Its not being pedantic at all. Intel designs chips and manufactures chips. Intel’s major issue is not its design chops - some of its most advanced designs today are manufactured by TSMC.

And calling the actual processor a “small part” of where Nvidia’s value is doesn’t jibe with reality.


> Nvidia’s moat is not as permanent as people think.

Neither is OpenAI's.


nvidia's moat is still pretty strong and deep, while there have been many other models in competition with openAI's.

> Such as alternative chips or that the Chinese will go in-house sooner than we think. Nvidia’s moat is not as permanent as people think.

SoftBank have holdings in Arm and likely to know what is coming down the pipeline.


Wouldn't that be insider trading?

No: SoftBank bought Arm in 2016, then refloated in 2023. They have good lawyers and a lot money.

They sold all their stake in 2019 too look it up.

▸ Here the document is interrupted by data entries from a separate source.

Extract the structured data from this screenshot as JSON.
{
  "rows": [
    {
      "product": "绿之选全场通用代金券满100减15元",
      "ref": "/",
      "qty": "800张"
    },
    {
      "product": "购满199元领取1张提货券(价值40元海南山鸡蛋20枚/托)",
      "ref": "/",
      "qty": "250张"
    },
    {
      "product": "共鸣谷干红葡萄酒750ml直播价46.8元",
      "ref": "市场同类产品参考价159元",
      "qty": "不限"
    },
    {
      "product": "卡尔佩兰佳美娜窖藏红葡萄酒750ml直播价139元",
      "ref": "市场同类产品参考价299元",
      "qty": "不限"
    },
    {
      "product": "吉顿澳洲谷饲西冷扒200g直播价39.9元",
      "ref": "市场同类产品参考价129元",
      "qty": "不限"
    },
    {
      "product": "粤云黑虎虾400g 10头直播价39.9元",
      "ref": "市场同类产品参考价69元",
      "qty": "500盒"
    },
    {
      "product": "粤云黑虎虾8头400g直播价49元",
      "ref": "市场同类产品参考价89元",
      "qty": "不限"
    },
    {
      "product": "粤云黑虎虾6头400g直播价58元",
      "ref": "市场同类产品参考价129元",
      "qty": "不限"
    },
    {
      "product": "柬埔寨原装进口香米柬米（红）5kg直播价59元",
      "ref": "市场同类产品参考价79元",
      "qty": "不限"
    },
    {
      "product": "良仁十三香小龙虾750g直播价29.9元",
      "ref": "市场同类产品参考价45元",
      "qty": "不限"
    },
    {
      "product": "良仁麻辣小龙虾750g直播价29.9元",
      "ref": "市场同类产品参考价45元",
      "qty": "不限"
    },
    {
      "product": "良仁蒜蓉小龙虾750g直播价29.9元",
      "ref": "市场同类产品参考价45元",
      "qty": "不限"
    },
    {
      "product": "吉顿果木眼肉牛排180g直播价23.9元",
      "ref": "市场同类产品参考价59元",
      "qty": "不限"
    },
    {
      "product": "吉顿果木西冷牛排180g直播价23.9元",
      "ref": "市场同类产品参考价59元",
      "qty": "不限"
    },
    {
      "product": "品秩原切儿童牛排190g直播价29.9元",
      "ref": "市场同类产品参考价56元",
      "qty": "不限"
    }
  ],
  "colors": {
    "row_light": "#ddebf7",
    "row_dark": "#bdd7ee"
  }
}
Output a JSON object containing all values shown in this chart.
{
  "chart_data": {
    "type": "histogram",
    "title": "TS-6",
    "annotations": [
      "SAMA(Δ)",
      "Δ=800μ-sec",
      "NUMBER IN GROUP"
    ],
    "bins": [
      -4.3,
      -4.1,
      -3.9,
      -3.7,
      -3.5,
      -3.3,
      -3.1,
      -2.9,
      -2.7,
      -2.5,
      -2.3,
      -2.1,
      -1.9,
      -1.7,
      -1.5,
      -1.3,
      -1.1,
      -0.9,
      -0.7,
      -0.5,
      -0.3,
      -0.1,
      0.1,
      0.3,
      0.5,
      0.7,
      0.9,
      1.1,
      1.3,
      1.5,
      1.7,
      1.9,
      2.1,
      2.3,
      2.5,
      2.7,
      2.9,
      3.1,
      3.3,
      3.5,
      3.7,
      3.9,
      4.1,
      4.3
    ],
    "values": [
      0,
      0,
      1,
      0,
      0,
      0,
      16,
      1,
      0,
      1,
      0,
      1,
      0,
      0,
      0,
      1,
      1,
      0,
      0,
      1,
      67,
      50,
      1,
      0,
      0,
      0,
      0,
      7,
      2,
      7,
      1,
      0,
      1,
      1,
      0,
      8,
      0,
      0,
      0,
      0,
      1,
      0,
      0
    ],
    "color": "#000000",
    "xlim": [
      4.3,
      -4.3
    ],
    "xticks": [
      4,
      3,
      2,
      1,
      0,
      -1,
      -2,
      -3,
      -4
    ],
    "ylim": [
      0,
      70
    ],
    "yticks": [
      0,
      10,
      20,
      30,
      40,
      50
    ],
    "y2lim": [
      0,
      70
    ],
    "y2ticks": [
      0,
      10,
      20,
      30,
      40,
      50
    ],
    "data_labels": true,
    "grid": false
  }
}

For sure they know more then .. just missed a 40x bagger

>They probably know more than us.

If they are privy to information that we don't know that led to this discussion, isn't that insider trading?


The entire AI bubble think they know better than us. Thar doesn't means they're right.

Does OpenAI even have a moat?

Softbank is the example that you could use against the conspiracy theorists.

They may know more, but not that much more.

> SoftBank has been a repeat investor in Nvidia. It sold off its investment before the AI boom took off and then bought the chipmaker's shares again before divesting in October to double down on its biggest investment bet, OpenAI.